For those whose children do survive, immediate and lifelong challenges related to their cancer and treatments are a continued financial burden. Even with insurance, parents will often then face tens of thousands dollars in out-of-pocket medical costs related to physical, speech, and emotional therapy.

“My wife left her job to care for our son full time while he was in treatment. Some fund-raisers hosted by friends and communities helped, but we ended up leaving treatment with debt,” Tym Rourke, whose son survived brain cancer, explained to me on Facebook. “However, our story is the unending financial strain that goes with survivorship. We’re 15 years from diagnosis, and this year we’ve had over $4,000 in out-of-pocket costs for my son’s ongoing medical care,” he said. “It’s never ending. The financial burden of treatment and survivorship can be lifelong, and as my son gets older I fear his own economic mobility will be hampered by his own costs.”

Recognizing those costs means also finding legislative solutions to ease the burden.

The Family and Medical Leave Act policy — passed all the way back in 1993 — hasn’t really budged in over 25 years. It offers certain employees 12 weeks of unpaid leave, and a guarantee of one’s job. But unpaid leave is not an option for all families.

“Everyone should be fortunate enough to know that if their child is diagnosed with a life-threatening condition, that our country has their back; that’s the least of what we should do,” Sen. Patty Murray, a Democrat, told me. Murray hopes to increase family leave nationally from 12 weeks of unpaid leave to 12 weeks of paid leave — thus allowing families to care for their child full time at the beginning of their treatment without worrying about lost income.

Another proposal working its way through Congress with bipartisan support, the Credit for Caring Act, would provide a nonrefundable tax credit of up to $5,000 that could benefit parents who become caregivers for their sick children.
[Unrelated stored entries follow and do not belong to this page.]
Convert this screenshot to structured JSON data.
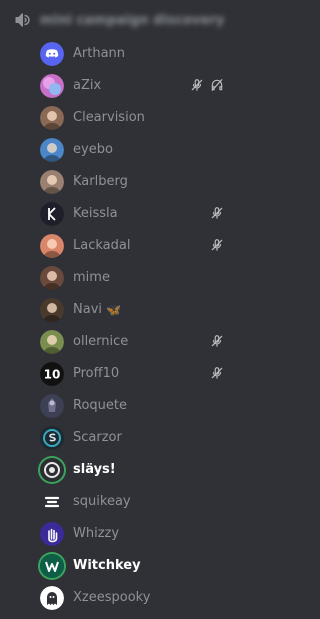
{
  "channel": {
    "name": "mini campaign discovery",
    "icon": "speaker-icon"
  },
  "users": [
    {
      "name": "Arthann",
      "avatar_color": "#5865f2",
      "avatar_icon": "discord-logo-icon",
      "muted": false,
      "deafened": false,
      "speaking": false,
      "active": false
    },
    {
      "name": "aZix",
      "avatar_color": "#c86fc9",
      "avatar_icon": "pastel-avatar-icon",
      "muted": true,
      "deafened": true,
      "speaking": false,
      "active": false
    },
    {
      "name": "Clearvision",
      "avatar_color": "#8a6a55",
      "avatar_icon": "person-avatar-icon",
      "muted": false,
      "deafened": false,
      "speaking": false,
      "active": false
    },
    {
      "name": "eyebo",
      "avatar_color": "#4a86c8",
      "avatar_icon": "person-avatar-icon",
      "muted": false,
      "deafened": false,
      "speaking": false,
      "active": false
    },
    {
      "name": "Karlberg",
      "avatar_color": "#9a8070",
      "avatar_icon": "person-avatar-icon",
      "muted": false,
      "deafened": false,
      "speaking": false,
      "active": false
    },
    {
      "name": "Keissla",
      "avatar_color": "#1e1f2b",
      "avatar_icon": "k-logo-icon",
      "muted": true,
      "deafened": false,
      "speaking": false,
      "active": false
    },
    {
      "name": "Lackadal",
      "avatar_color": "#d9866b",
      "avatar_icon": "person-avatar-icon",
      "muted": true,
      "deafened": false,
      "speaking": false,
      "active": false
    },
    {
      "name": "mime",
      "avatar_color": "#6b4a3e",
      "avatar_icon": "person-avatar-icon",
      "muted": false,
      "deafened": false,
      "speaking": false,
      "active": false
    },
    {
      "name": "Navi",
      "avatar_color": "#4a3a2c",
      "avatar_icon": "person-avatar-icon",
      "emoji": "🦋",
      "muted": false,
      "deafened": false,
      "speaking": false,
      "active": false
    },
    {
      "name": "ollernice",
      "avatar_color": "#7a8f4f",
      "avatar_icon": "person-avatar-icon",
      "muted": true,
      "deafened": false,
      "speaking": false,
      "active": false
    },
    {
      "name": "Proff10",
      "avatar_color": "#111111",
      "avatar_icon": "text-10-avatar-icon",
      "avatar_text": "10",
      "muted": true,
      "deafened": false,
      "speaking": false,
      "active": false
    },
    {
      "name": "Roquete",
      "avatar_color": "#3d3f55",
      "avatar_icon": "character-avatar-icon",
      "muted": false,
      "deafened": false,
      "speaking": false,
      "active": false
    },
    {
      "name": "Scarzor",
      "avatar_color": "#1c2a30",
      "avatar_icon": "s-emblem-icon",
      "muted": false,
      "deafened": false,
      "speaking": false,
      "active": false
    },
    {
      "name": "släys!",
      "avatar_color": "#2b2d31",
      "avatar_icon": "swirl-avatar-icon",
      "muted": false,
      "deafened": false,
      "speaking": true,
      "active": true
    },
    {
      "name": "squikeay",
      "avatar_color": "#2f3136",
      "avatar_icon": "stripes-logo-icon",
      "muted": false,
      "deafened": false,
      "speaking": false,
      "active": false
    },
    {
      "name": "Whizzy",
      "avatar_color": "#3b2a9a",
      "avatar_icon": "hand-logo-icon",
      "muted": false,
      "deafened": false,
      "speaking": false,
      "active": false
    },
    {
      "name": "Witchkey",
      "avatar_color": "#0e5e47",
      "avatar_icon": "w-logo-icon",
      "muted": false,
      "deafened": false,
      "speaking": true,
      "active": true
    },
    {
      "name": "Xzeespooky",
      "avatar_color": "#ffffff",
      "avatar_icon": "ghost-avatar-icon",
      "muted": false,
      "deafened": false,
      "speaking": false,
      "active": false
    }
  ],
  "colors": {
    "background": "#2f3136",
    "text_muted": "#8e9297",
    "text_active": "#ffffff",
    "speaking_ring": "#3ba55d",
    "status_icon": "#b9bbbe"
  }
}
The tax credit could be used toward transportation, home modifications to accommodate a family member, medication management services, and training or education for the family caregiver.
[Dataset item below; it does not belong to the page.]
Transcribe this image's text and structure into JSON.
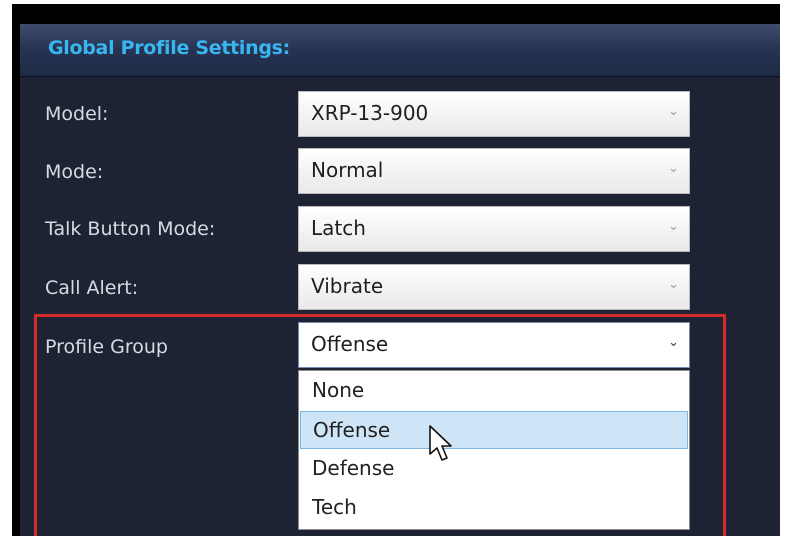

For families on Medicaid, bipartisan legislation also hopes to make it easier to move to a new state for medical care, removing the burdensome red tape required to receive care in a different state under a different Medicaid plan.

Our financial burden was easier than most. The money left over from our crowdfunding we donated to childhood cancer organizations, including our own fund for childhood cancer research, the Team Beans Infant Brain Tumor Fund housed at Dana-Farber Cancer Institute.

I will carry the pain of Francesca’s loss with me for my entire life. But I was one of the lucky ones.

Andrew Kaczynski is an investigative reporter and founder of CNN’s KFile Team.